小さなリップ音が私たちの間でだけ響き、イェナが微かに身を震わせる。
「──はい、もういいですよ」
踵を地面につけてそう言うと、イェナが何度か瞬きをして目を開けた。
「これで、あなたを好きなまま死ねます」
キスまでさせるなんて、どれだけ油断しているの?と笑ってしまいたくなる。瞬時に首を跳ねられてもおかしくないのに、やはりイェナは身動き一つせずに受け入れてくれた。開いた瞳には、微かに驚きが滲んでいたけれど。

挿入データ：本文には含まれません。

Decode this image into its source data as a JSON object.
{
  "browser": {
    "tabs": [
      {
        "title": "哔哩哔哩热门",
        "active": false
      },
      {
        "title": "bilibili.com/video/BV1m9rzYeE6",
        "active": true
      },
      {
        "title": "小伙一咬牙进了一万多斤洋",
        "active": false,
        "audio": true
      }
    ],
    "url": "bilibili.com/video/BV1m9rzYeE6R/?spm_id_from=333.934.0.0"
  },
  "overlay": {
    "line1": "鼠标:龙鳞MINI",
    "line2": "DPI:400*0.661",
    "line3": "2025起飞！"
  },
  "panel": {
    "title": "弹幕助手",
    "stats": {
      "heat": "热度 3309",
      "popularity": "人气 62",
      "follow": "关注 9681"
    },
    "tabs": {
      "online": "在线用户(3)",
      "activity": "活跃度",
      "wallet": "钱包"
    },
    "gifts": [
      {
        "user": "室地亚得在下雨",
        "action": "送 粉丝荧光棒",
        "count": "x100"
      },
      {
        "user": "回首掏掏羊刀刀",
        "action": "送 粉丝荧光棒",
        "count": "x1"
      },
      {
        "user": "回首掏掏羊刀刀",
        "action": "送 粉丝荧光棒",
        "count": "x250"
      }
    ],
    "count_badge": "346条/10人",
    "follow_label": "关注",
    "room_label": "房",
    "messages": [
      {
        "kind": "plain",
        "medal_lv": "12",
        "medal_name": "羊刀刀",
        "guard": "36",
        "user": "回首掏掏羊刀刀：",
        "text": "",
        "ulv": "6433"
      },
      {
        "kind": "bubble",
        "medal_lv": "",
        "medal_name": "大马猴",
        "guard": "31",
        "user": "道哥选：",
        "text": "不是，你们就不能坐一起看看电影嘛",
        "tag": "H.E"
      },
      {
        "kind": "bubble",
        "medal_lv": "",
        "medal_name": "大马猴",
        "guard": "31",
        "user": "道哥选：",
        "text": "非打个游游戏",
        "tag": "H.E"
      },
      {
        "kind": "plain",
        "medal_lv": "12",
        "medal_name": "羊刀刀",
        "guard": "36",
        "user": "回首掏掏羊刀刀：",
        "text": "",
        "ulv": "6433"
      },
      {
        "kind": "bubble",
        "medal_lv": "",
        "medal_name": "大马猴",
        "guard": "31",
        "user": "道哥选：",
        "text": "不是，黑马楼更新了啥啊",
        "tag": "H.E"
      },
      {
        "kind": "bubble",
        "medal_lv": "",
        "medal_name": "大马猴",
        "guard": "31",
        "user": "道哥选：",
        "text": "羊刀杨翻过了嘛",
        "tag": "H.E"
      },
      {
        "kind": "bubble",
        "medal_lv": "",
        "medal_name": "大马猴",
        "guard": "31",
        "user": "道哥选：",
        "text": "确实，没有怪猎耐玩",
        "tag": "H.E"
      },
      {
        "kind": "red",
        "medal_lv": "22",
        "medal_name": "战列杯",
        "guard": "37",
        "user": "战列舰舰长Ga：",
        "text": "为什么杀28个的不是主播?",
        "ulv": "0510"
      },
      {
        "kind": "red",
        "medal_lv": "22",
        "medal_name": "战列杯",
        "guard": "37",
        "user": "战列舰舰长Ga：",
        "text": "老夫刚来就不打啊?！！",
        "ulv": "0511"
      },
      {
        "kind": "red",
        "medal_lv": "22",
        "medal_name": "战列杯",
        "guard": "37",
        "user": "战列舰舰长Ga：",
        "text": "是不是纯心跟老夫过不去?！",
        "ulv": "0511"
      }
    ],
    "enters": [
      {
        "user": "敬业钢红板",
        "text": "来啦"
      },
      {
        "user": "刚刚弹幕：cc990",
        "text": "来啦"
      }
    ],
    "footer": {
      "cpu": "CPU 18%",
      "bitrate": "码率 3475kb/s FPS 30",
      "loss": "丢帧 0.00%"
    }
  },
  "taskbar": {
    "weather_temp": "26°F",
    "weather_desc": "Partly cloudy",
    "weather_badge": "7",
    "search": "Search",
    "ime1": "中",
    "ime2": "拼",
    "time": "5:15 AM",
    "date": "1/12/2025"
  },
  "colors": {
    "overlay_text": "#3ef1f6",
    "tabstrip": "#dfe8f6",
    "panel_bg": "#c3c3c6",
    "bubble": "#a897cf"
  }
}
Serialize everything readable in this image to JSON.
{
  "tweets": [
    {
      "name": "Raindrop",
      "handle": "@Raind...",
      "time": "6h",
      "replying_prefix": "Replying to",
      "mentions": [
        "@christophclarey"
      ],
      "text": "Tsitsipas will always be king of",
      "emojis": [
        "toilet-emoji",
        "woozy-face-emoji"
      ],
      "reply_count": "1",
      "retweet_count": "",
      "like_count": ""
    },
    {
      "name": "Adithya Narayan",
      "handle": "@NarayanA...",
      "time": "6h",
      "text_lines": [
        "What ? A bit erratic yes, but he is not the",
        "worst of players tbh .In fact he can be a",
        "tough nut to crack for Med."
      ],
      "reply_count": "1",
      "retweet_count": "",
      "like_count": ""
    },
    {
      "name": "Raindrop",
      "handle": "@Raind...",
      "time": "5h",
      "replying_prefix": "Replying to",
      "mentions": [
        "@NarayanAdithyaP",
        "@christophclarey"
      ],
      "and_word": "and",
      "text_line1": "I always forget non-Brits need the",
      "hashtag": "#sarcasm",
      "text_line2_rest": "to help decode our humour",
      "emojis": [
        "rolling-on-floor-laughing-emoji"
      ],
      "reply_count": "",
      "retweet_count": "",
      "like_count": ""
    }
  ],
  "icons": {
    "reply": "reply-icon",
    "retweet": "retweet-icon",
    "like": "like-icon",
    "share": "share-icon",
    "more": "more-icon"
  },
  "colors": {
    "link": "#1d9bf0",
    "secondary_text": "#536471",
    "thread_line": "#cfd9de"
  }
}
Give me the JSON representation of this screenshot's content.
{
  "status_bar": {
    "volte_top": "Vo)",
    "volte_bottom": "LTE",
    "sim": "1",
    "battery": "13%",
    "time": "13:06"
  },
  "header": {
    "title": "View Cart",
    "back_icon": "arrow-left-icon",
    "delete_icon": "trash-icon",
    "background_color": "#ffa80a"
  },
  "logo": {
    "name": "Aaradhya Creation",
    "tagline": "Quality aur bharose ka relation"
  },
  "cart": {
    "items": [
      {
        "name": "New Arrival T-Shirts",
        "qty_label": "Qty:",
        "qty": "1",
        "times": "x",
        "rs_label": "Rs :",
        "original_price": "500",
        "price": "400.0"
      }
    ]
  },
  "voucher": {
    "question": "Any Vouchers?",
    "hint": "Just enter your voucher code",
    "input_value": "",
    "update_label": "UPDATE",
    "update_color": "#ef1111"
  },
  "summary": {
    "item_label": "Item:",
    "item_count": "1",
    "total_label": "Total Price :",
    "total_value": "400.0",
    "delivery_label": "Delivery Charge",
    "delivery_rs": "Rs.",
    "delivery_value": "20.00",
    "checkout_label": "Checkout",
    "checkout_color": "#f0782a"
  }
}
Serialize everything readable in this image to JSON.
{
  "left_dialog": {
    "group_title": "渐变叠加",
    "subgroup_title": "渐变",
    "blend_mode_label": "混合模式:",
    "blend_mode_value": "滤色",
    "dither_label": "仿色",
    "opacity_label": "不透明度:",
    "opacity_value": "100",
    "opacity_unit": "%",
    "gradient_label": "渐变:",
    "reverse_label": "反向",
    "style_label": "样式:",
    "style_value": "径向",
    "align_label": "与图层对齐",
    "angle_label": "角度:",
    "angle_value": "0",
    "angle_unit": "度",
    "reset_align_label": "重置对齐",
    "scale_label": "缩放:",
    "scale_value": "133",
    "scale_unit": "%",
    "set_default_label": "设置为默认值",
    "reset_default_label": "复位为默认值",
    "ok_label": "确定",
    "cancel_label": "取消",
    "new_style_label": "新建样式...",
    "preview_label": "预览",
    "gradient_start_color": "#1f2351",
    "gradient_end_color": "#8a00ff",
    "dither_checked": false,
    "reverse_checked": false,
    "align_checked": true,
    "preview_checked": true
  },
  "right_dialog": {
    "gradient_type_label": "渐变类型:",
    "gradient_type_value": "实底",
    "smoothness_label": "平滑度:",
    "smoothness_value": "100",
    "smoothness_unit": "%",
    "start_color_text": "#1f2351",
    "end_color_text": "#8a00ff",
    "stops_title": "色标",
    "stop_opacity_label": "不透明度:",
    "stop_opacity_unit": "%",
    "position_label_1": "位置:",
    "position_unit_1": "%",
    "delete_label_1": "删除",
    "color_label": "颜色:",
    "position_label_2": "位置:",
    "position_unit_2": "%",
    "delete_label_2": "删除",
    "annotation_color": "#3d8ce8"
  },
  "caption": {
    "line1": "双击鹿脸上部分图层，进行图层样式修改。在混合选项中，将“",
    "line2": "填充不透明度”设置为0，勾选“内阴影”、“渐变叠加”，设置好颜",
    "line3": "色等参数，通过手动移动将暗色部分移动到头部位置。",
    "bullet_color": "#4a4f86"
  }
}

「覚えてないかもしれませんけど、前に約束しましたからね。……『痛くしないで』って。だから一思いにお願いします」
畳み掛けるように私が話を進めるが、イェナは聞いていないのか呆然としている。力を少し込めれば掴まれたままだった手が離れた。そのまま彼の胸に顔を寄せて抱きついて、最後の言葉を発した。
「……さようなら、イェナ様」
いつでも殺してくれ、という合図に、私はそっと目を閉じた。
このまま死ねるなら、未練はないかもしれないな。イェナの体温はそれほどに心地良くて、落ち着く香りに満たされていた。